Giustizia? «Un nostro amico avvocato sta seguendo le indagini. Sappiamo della perizia del Tribunale. Non cerchiamo polemiche né colpevoli o capri espiatori - spiega il papà di Carlo -. Mio figlio in montagna spesso affrontava situazioni di cui non era all’altezza. Questione d’età. Sono uno sciatore, so di cosa parlo, capita un’infinità di volte. Ovunque. Tragedia evitabile? Non lo so. Forse non lo sapremo mai. Carlo non era mai andato nel Biellese a sciare e non ci aveva detto nulla nei giorni precedenti. Ne aveva parlato solo con sua sorella, Francesca. Che gli aveva detto di lasciare perdere più volte». Nella foto Carlo Graziano
Io, Carlo. Amava i fuori pista.
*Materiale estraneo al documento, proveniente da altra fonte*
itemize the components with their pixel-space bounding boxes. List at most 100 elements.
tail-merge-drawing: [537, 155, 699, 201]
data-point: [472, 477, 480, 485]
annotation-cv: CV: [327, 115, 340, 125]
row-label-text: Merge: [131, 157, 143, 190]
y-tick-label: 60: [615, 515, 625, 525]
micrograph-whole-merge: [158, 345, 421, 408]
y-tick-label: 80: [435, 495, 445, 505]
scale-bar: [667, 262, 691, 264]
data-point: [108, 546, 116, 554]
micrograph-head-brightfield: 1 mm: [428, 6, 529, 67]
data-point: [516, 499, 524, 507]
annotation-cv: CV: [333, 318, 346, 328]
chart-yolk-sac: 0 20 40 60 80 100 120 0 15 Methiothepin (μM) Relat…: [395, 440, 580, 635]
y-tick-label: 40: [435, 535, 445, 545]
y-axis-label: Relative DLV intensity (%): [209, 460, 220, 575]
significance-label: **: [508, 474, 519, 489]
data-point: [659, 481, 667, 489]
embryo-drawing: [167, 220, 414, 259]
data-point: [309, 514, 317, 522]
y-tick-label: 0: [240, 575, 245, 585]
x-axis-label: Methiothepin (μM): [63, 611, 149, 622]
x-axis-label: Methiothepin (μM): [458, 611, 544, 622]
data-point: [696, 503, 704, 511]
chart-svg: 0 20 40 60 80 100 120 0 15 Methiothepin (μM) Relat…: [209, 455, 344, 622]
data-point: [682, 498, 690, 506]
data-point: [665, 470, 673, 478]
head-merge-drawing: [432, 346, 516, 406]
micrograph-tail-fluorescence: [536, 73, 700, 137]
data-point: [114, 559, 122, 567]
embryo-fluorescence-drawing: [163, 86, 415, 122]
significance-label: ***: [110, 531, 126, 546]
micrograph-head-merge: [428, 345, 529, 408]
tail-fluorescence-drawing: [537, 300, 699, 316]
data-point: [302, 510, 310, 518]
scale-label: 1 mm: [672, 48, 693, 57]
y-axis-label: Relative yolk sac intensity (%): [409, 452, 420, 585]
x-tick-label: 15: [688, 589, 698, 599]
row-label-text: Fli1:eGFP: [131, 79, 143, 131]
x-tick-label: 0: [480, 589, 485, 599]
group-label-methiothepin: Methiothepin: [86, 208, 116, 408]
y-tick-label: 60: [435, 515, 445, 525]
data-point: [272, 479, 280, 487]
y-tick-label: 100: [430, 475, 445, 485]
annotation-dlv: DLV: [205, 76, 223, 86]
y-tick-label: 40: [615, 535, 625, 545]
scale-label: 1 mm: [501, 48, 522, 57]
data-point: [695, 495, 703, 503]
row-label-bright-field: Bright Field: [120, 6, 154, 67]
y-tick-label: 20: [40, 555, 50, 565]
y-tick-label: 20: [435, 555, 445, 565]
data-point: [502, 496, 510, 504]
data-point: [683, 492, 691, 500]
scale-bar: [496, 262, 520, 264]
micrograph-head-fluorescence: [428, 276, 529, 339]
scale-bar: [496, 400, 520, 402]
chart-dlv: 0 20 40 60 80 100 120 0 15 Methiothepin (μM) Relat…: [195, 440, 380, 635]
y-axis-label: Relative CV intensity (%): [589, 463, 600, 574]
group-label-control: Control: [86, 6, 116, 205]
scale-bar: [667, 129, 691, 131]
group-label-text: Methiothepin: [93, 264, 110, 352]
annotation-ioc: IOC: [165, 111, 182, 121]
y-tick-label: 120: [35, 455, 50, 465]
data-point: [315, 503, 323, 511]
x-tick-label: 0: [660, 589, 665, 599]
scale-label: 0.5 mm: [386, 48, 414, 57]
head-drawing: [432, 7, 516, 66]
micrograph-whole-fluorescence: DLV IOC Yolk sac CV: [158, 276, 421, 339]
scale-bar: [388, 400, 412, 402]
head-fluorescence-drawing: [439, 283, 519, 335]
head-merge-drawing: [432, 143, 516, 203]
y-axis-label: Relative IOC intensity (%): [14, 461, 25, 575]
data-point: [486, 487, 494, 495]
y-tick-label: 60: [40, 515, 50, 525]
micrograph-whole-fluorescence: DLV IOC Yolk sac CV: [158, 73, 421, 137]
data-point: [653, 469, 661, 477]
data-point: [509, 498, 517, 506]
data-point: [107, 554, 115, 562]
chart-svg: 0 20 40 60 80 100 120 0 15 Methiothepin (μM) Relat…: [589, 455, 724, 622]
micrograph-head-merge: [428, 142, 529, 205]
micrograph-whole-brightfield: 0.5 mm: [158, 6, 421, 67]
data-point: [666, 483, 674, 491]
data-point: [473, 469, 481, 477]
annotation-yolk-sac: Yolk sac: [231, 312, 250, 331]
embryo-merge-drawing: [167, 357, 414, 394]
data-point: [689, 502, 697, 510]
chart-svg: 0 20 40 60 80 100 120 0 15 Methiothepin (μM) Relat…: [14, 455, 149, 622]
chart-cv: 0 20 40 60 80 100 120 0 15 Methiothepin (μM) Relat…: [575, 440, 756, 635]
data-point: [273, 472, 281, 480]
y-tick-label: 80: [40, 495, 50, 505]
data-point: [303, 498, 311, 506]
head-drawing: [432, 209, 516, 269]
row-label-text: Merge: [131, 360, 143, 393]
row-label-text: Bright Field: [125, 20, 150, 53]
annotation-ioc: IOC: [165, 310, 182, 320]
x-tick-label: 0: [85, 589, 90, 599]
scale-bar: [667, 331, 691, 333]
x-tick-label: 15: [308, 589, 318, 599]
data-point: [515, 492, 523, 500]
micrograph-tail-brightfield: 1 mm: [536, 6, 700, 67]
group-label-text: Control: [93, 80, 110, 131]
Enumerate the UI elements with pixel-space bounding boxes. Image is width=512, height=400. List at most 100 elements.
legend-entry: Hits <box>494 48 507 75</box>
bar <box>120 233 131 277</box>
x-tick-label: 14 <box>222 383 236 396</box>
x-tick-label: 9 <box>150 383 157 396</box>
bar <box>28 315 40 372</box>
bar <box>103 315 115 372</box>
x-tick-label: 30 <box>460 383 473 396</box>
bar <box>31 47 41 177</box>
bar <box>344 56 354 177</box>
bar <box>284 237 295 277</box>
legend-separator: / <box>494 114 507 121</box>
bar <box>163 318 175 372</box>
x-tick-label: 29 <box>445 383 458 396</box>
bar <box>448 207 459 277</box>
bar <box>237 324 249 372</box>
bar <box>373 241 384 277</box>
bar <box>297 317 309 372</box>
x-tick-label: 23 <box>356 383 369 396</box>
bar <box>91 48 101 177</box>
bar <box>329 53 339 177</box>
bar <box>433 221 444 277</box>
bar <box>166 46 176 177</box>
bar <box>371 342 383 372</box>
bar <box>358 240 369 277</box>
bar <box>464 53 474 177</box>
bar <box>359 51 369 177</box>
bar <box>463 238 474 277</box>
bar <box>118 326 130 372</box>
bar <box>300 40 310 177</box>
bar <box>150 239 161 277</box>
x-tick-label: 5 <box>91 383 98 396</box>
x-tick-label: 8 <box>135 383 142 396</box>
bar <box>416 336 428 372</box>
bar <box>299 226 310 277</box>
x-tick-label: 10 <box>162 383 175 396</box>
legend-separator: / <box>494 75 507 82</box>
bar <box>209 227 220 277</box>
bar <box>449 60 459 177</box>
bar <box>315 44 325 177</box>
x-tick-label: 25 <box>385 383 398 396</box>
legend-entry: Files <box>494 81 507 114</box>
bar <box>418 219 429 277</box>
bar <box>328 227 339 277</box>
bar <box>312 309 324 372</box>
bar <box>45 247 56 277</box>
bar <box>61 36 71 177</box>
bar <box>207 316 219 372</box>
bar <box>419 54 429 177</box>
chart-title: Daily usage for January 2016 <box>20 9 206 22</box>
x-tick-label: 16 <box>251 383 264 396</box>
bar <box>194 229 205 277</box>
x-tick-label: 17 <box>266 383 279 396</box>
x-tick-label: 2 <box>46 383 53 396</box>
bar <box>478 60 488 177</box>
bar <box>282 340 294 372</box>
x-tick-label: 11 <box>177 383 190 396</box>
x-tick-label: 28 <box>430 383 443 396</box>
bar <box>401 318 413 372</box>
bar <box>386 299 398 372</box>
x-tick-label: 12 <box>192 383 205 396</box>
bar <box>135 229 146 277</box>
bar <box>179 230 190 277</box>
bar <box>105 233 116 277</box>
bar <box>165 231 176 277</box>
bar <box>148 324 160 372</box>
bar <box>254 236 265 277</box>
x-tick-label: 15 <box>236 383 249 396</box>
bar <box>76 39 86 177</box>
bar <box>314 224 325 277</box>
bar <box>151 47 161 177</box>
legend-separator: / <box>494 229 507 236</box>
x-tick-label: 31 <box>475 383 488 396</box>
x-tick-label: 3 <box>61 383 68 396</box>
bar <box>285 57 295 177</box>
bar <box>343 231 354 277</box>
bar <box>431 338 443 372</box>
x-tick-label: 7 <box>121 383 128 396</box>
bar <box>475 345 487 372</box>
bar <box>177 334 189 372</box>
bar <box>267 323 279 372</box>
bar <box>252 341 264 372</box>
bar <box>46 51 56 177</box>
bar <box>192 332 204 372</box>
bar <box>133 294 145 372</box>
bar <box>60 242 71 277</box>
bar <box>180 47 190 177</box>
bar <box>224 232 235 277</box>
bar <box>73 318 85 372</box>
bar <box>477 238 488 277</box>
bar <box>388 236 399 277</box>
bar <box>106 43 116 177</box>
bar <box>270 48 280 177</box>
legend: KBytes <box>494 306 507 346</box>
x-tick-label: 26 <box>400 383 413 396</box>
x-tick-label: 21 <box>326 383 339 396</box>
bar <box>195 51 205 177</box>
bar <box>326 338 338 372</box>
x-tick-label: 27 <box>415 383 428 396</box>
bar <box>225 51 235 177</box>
Le tavole, dopo gli sci che il padre gli aveva messo ai piedi dall’età di sei anni, erano la sua passione. Gli servivano per volare sulla neve e sull’acqua. Per essere libero. Dal computer Ettore Graziano tira fuori filmati di vacanze e di escursioni, più o meno recenti. Ci sono dentro volti e voci di giovani che spesso i genitori neanche conoscono. In uno c’è una ragazza dai capelli castani, lunghi e mossi. Si rivolge a Carlo con una complicità affettuosa. Era la sua fidanzata? Tutti sono ripresi mentre parlano, scherzano, pochi attimi prima di un tuffo, di una discesa. L’uomo ha catalogato ogni cosa, in cartelle e in “file”. Ci sono dentro il giorno della discussione della tesi di laurea, un soggiorno ad Oslo, una vacanza negli Stati Uniti. Frammenti ordinari, di esistenze comuni, in un monitor di ultima generazione. Tutto però appare spezzato. Interrotto. Come un libro chiuso a metà racconto. I ricordi dei genitori hanno una venatura di sospensione di fondo. Paiono pezzi di vita fuori fuoco.
Cuore di madre. «Carlo aveva un carattere chiuso - racconta la mamma, con un filo di voce -. Era riservato. In pochi sapevano davvero cosa gli passasse per la testa».
Inghilterra. Il giovane s’era da poco laureato in biotecnologie vegetali, a pieni voti. Doveva partire per Londra il giorno dopo. Aveva vinto una borsa di studio ministeriale. «Era sempre così irrefrenabile, eppure era diventato bravo proprio in laboratorio, anche nello studio degli insetti» aggiunge la donna con un luccichio negli occhi e un sorriso appena accennato.
Beneficenza. I soldi racconti in memoria del ragazzo, circa sei mila euro, sono stati destinati a un fondo universitario a sostegno di studenti stranieri. Tante le offerte nei giorni del funerale. Ora un po’ meno.
Memoria. «In ospedale i carabinieri, un uomo e una donna, ci fecero accomodare in una stanza. Io su una sedia. Mia moglie in un lettino - aggiunge Graziano -. Ci spiegarono quanto accaduto. Dopo pochi minuti, mia moglie comunicò ai medici la nostra volontà che gli organi di Carlo venissero donati. Ci furono dei problemi. Ma alla fine prelevarono le cornee, dei nervi e delle ossa lunghe». Marito e moglie si prendono per mano. Si stringono. Forse perché una parte di Carlo vive ancora.